There were times during the preseason when the Cardinals offense looked dazzling, dynamic and nearly unstoppable. That hasn’t translated to the regular season. It also means the Cardinals still have significant room for growth, the kind we witnessed in the second half.
“Outstanding job by everyone that put on a hat today,” Arians said.
When it was over, the Cardinals reveled in their lofty standing. Music pumped through the cramped locker room. Even the injured Darnell Dockett caused a stir, holding a sign to vanquished Raiders fans that read, “Worst Team in the NFL: 0-6.”
“There was a fan that was messing with me all day,” Dockett said. “I couldn’t wait. I just had to make sure we won the game first.”

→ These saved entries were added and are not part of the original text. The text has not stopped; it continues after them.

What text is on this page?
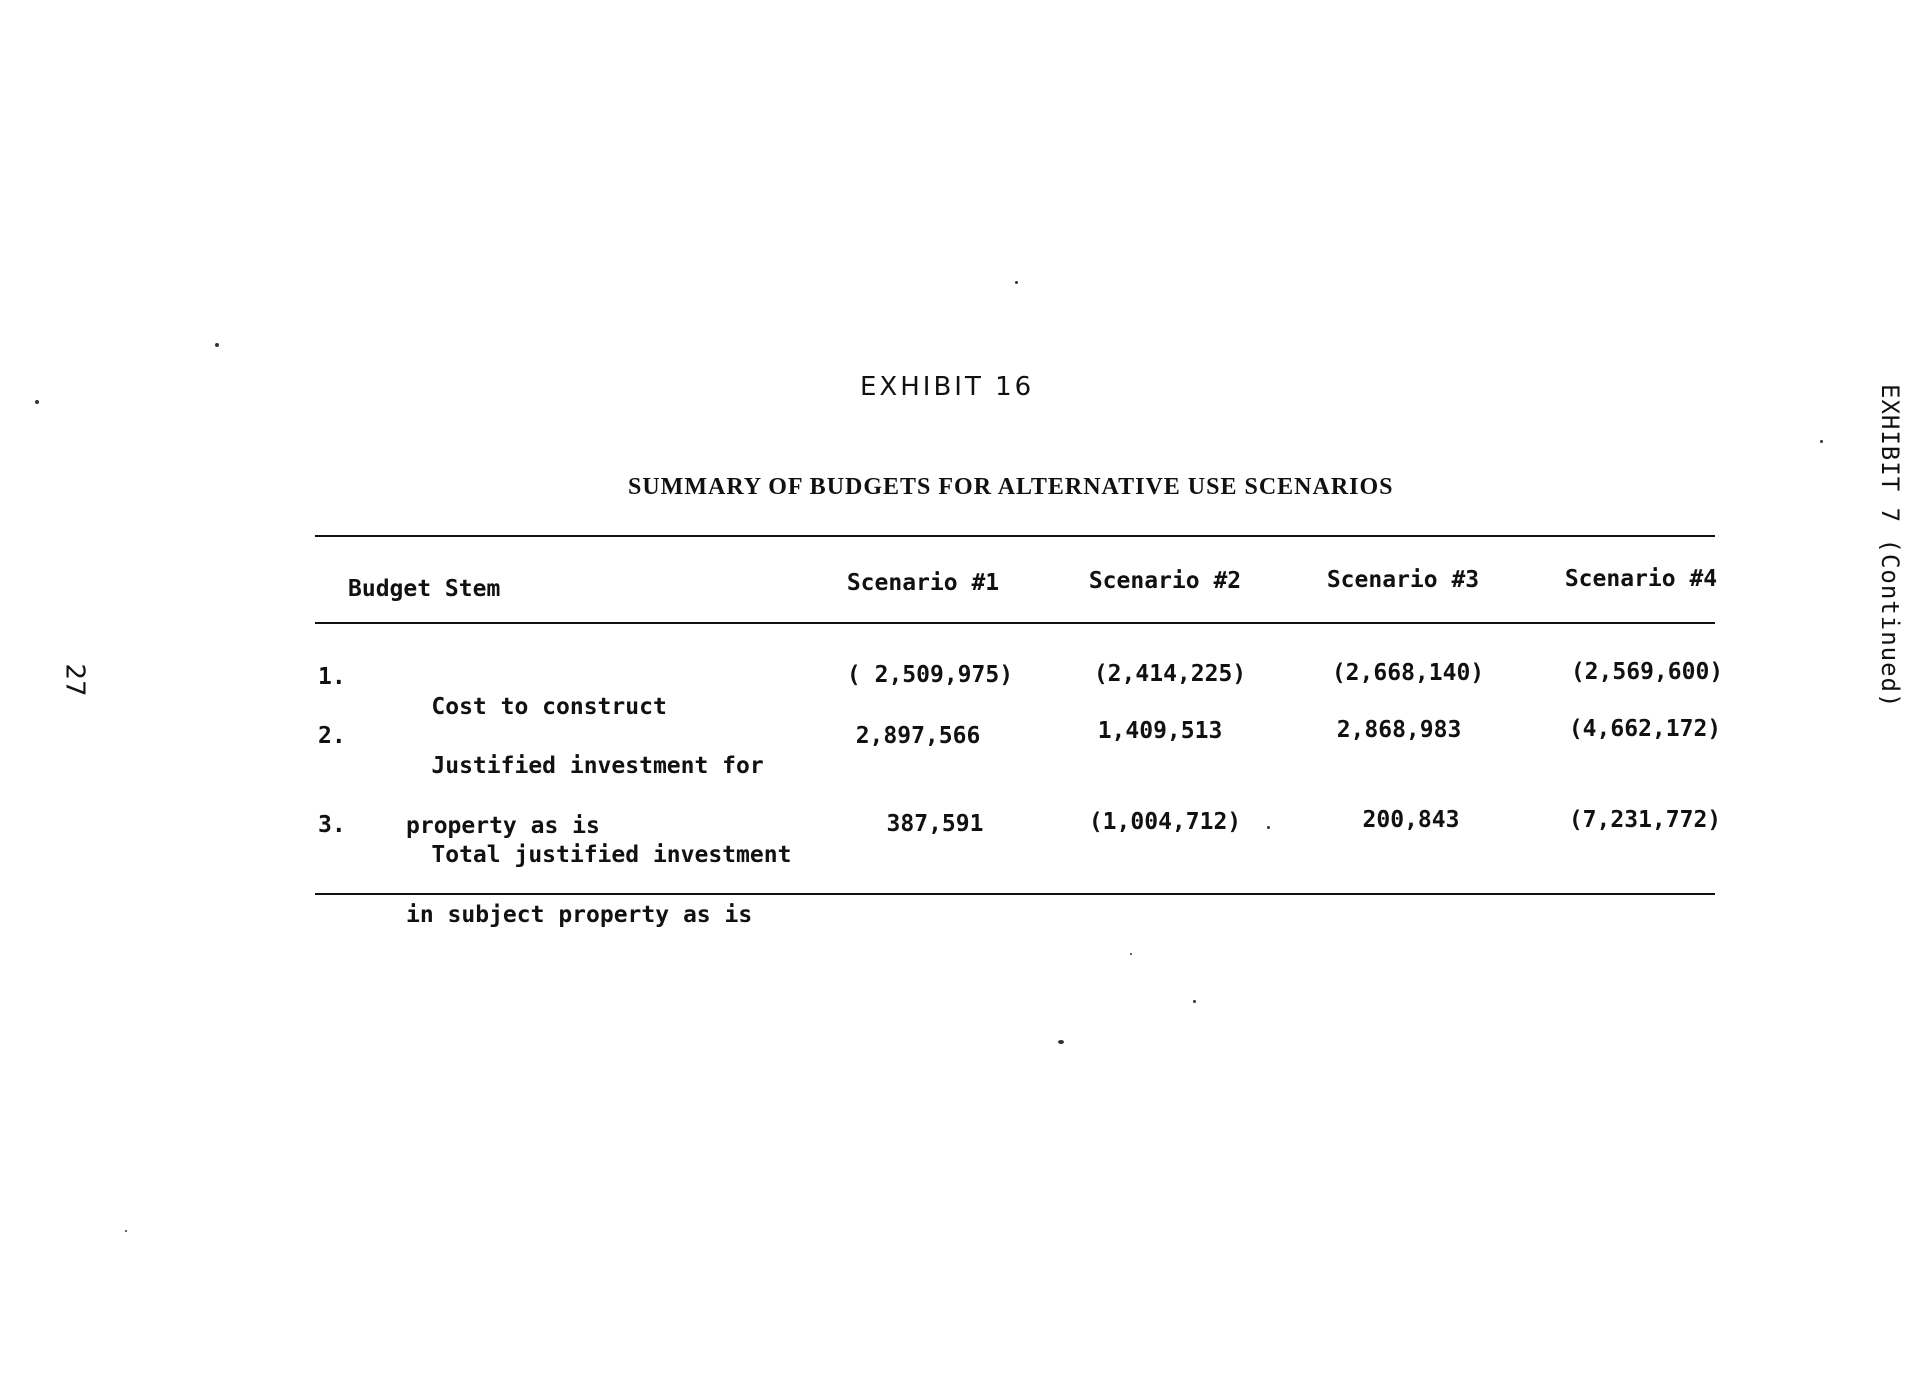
EXHIBIT 16
SUMMARY OF BUDGETS FOR ALTERNATIVE USE SCENARIOS
Budget Stem	Scenario #1	Scenario #2	Scenario #3	Scenario #4
1.

Cost to construct

( 2,509,975)	(2,414,225)	(2,668,140)	(2,569,600)
2.

Justified investment for

property as is

2,897,566	1,409,513	2,868,983	(4,662,172)
3.

Total justified investment

in subject property as is

387,591	(1,004,712)	200,843	(7,231,772)
27	EXHIBIT 7 (Continued)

Given the Cardinals’ history, I’m not sure it’s a good idea to tempt fate or to anger the football gods. I’m guessing Arians won’t appreciate the gesture, either. But these are giddy times for a franchise that has suddenly become among the best in football.
Maybe they don’t always look the part. Maybe it’s hard for some fan bases to see how the Cardinals have taken flight in recent years. At one point on Sunday, the scoreboard operators had some fun at our expense, flashing an array of silly insults on the screen (i.e., “the Raiders have a Nation; the Cardinals have a bird gang).”
If they looked closely, they would find these Cardinals very much resemble the great Raiders of old, when “commitment to excellence” was more than just lip service.